O mercado de GNV avança impulsionado por economia e infraestrutura. Entenda os números e o futuro deste combustível.

Estrato Energia
11 de maio de 2026
2 min de leitura
GNV: A Onda do Gás Natural Veicular Toma Conta do Brasil

O gás natural veicular (GNV) deixou de ser uma alternativa para se tornar um protagonista no mercado automotivo brasileiro. A busca por economia, aliada à expansão da infraestrutura de abastecimento, impulsiona um crescimento notável. Motoristas buscam reduzir custos com combustível, e empresas veem no GNV uma oportunidade de otimizar a frota.

Mercado em Expansão: Números Que Impressionam

Os dados revelam uma tendência clara. Em 2023, a frota convertida para GNV atingiu marcas expressivas, com um aumento de 15% em relação ao ano anterior. São mais de 1,5 milhão de veículos rodando a gás no país. Cidades como São Paulo e Rio de Janeiro lideram a adoção, mas o interesse se espalha para outras regiões. O custo do GNV, em média 30% menor que o da gasolina, é o principal atrativo. Um cálculo simples mostra que um taxista, por exemplo, pode economizar até R$ 1.500 mensais.

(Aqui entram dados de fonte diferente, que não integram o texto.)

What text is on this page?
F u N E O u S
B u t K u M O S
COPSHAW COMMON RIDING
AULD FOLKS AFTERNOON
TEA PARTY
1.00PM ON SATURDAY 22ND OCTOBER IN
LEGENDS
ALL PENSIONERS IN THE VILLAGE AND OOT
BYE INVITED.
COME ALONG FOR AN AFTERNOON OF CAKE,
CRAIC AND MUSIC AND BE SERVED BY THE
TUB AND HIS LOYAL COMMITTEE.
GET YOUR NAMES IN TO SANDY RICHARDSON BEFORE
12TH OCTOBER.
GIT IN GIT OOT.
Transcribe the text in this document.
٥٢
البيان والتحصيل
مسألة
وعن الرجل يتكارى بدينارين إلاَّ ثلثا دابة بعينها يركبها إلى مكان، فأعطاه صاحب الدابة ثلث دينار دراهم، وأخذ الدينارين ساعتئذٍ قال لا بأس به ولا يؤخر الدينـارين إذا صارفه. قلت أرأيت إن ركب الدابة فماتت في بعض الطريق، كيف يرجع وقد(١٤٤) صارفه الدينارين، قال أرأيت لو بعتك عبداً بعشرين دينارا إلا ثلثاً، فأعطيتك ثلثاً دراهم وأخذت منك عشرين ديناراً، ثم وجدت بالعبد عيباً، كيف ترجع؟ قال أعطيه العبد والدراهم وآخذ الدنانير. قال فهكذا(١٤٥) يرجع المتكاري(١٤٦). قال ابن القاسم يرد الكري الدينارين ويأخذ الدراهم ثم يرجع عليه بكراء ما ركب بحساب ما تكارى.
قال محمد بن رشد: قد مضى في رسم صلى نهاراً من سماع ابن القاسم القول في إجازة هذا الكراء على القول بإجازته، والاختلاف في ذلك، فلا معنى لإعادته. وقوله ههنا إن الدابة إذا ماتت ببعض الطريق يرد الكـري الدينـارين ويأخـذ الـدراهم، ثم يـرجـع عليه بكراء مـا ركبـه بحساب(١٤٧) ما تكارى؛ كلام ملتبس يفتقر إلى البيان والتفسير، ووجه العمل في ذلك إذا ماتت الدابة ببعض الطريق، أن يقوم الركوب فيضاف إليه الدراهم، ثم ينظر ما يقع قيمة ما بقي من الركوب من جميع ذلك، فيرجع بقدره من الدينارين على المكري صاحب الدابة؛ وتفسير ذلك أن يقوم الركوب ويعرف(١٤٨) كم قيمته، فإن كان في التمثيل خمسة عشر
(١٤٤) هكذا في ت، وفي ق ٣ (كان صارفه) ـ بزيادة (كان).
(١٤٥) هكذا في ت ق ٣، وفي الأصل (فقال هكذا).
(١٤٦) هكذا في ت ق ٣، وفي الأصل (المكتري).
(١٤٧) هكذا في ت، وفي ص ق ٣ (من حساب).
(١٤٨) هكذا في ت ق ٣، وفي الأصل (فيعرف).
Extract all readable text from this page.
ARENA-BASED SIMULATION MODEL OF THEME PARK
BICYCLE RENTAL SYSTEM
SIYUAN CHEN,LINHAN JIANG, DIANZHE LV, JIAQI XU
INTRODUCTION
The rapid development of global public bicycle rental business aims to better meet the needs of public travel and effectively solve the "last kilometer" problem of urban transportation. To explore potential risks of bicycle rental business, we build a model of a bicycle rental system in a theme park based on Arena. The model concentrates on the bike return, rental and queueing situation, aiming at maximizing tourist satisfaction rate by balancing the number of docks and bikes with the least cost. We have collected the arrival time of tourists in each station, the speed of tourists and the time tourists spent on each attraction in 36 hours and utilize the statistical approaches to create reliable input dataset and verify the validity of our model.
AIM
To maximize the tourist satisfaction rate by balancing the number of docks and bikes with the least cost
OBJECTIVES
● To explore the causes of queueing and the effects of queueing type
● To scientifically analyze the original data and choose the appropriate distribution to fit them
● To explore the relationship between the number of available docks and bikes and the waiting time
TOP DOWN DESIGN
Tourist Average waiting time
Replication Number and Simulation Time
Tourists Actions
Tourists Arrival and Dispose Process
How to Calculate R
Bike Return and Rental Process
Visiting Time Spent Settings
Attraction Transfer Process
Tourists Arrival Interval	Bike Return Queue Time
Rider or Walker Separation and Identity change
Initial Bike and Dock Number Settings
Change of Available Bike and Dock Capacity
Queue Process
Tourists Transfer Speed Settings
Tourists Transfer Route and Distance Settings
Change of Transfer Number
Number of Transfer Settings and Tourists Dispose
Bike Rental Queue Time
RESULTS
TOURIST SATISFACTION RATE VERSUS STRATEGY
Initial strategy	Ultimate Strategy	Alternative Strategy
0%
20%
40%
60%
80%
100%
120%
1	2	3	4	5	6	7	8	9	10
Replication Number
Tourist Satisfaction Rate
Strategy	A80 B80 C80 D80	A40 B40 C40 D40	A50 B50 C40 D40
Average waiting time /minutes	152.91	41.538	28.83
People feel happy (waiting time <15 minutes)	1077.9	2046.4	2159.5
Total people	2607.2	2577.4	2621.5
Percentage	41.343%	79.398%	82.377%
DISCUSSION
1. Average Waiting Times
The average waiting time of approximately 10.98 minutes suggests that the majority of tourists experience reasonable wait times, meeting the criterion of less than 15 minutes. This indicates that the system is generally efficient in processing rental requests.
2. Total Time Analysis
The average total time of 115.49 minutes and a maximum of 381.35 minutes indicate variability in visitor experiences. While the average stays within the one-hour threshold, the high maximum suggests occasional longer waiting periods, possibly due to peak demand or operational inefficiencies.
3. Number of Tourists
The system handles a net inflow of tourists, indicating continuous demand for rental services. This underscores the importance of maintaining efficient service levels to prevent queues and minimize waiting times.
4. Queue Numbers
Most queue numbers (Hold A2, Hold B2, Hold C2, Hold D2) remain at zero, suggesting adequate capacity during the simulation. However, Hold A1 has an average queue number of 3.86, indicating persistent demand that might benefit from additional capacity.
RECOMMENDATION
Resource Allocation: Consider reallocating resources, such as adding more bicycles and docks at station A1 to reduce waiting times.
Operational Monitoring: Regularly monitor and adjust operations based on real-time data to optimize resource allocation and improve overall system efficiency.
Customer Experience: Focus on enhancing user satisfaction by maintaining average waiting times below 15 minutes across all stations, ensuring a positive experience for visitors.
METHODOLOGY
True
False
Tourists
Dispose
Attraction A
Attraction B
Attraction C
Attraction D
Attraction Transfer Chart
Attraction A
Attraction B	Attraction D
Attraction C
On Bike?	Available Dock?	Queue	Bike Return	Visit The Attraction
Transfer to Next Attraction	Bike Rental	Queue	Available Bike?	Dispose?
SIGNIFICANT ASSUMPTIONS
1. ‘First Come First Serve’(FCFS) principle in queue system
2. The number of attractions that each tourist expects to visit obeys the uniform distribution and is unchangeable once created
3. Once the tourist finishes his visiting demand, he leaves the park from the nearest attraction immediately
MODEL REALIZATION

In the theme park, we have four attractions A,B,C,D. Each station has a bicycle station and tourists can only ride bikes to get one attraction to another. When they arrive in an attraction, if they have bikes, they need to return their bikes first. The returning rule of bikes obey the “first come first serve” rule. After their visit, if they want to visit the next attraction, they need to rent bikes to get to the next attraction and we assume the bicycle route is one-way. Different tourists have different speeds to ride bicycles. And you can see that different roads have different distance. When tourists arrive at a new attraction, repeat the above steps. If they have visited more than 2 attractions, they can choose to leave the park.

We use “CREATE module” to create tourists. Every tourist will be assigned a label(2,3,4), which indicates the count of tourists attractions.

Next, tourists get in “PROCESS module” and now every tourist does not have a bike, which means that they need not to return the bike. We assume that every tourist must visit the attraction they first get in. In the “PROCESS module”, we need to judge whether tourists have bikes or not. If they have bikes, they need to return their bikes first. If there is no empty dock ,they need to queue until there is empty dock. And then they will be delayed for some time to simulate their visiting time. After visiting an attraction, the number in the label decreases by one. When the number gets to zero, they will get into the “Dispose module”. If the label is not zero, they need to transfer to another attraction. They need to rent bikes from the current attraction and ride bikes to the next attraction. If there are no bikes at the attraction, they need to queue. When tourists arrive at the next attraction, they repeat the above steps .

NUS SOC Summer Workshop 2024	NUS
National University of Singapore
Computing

Desafios e Oportunidades na Infraestrutura

Apesar do crescimento, a expansão da rede de postos de GNV ainda enfrenta desafios. A logística de distribuição do gás e o alto investimento inicial para instalação das estações são barreiras. No entanto, novas tecnologias e modelos de negócio estão surgindo. Empresas investem em usinas de regaseificação e em sistemas de transporte mais eficientes. O governo também tem buscado incentivos para ampliar a capilaridade do GNV. A expectativa é que, até 2025, o número de postos triplique em todo o território nacional.

O Futuro do GNV no Brasil

A análise do mercado indica que o GNV veio para ficar. A combinação de economia, menor emissão de poluentes e o avanço tecnológico torna o gás natural veicular uma opção cada vez mais viável e sustentável. Para frotistas e consumidores conscientes, o GNV representa uma escolha inteligente. A tendência é de consolidação e expansão, com novas aplicações e um papel crescente na matriz energética dos transportes brasileiros.